USSPACECOM Commander Warns US Artillery Leaders
US Space Command (USSPACE COM) provides – among many other things – position, navigation and timing (PNT) data, satcoms, ISR capabilities and missile warning to a host of combatant units, including precision fires. But leaders involved in fires should be prepared – and prepare their troops – to operate in the absence of those capabilities in circumstances in which the use of space may be degraded or completely denied, said USSPACECOM commander, Gen James H Dickinson, at the 2021 Fires Conference in Fort Sill, OK, on 1 September.
“I’m responsible for providing that to you as the warfighter,” he said. “I want to make sure you know where you’re at. [I] want to make sure that you should know if that’s been denied to you or degraded for you. In other words, when you go out to your units, when you become commanders, you should always remember that you may be in a degraded or denied environment.”
Dickinson said he was pleased to see artillerymen practicing use of the M2 aiming circle — a non-electronic, mechanical and optical device — to aim their guns. “They were setting in that weapon system … they weren’t using GPS,” he said. “They were doing something that they absolutely have to be able to do in the event that they don’t have that signal. And that might not be for a long time, but it might be at a critical point on the battlefield where you have to be, in order to provide your effect — whatever that is — and you can’t get to that.”
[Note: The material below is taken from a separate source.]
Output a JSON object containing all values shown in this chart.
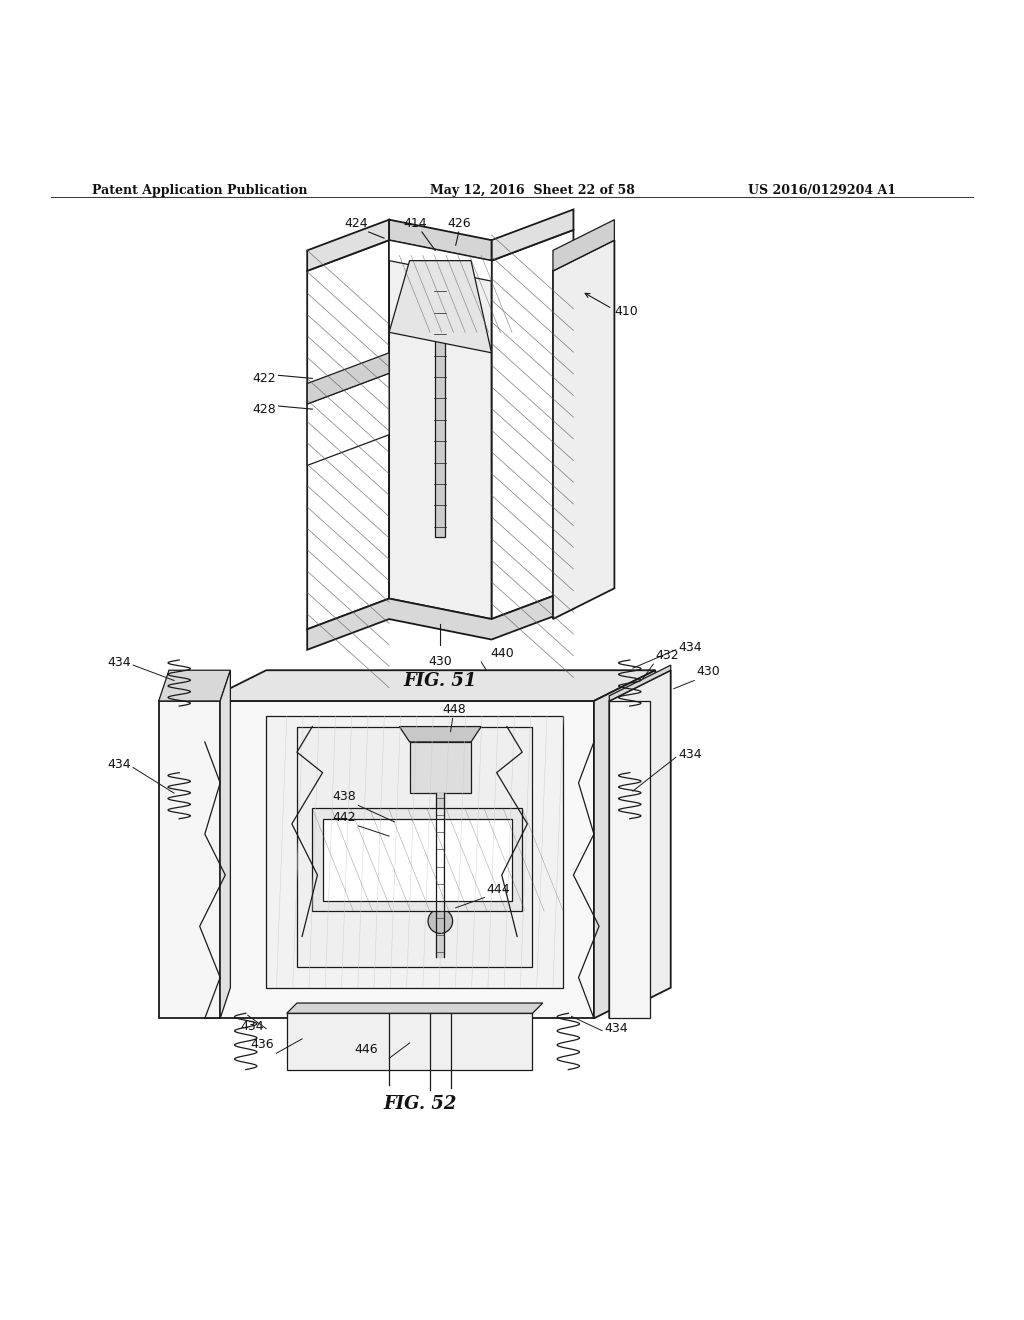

The general said he believes that at training centres, scenarios now involve degraded environments to force participants to fall back on older methods to accomplish their mission. “I think they are creating those effects at the National Training Center, at combat training centers, so that you get a feel for what that’s like and having to go back to like an M2 aiming circle or even a lensatic compass and a map, if you have to,” he said. “But I think you, we, have to be prepared that you will be in a degraded or denied environment. And, so, understanding what that means and how you can mitigate that will be even more important.”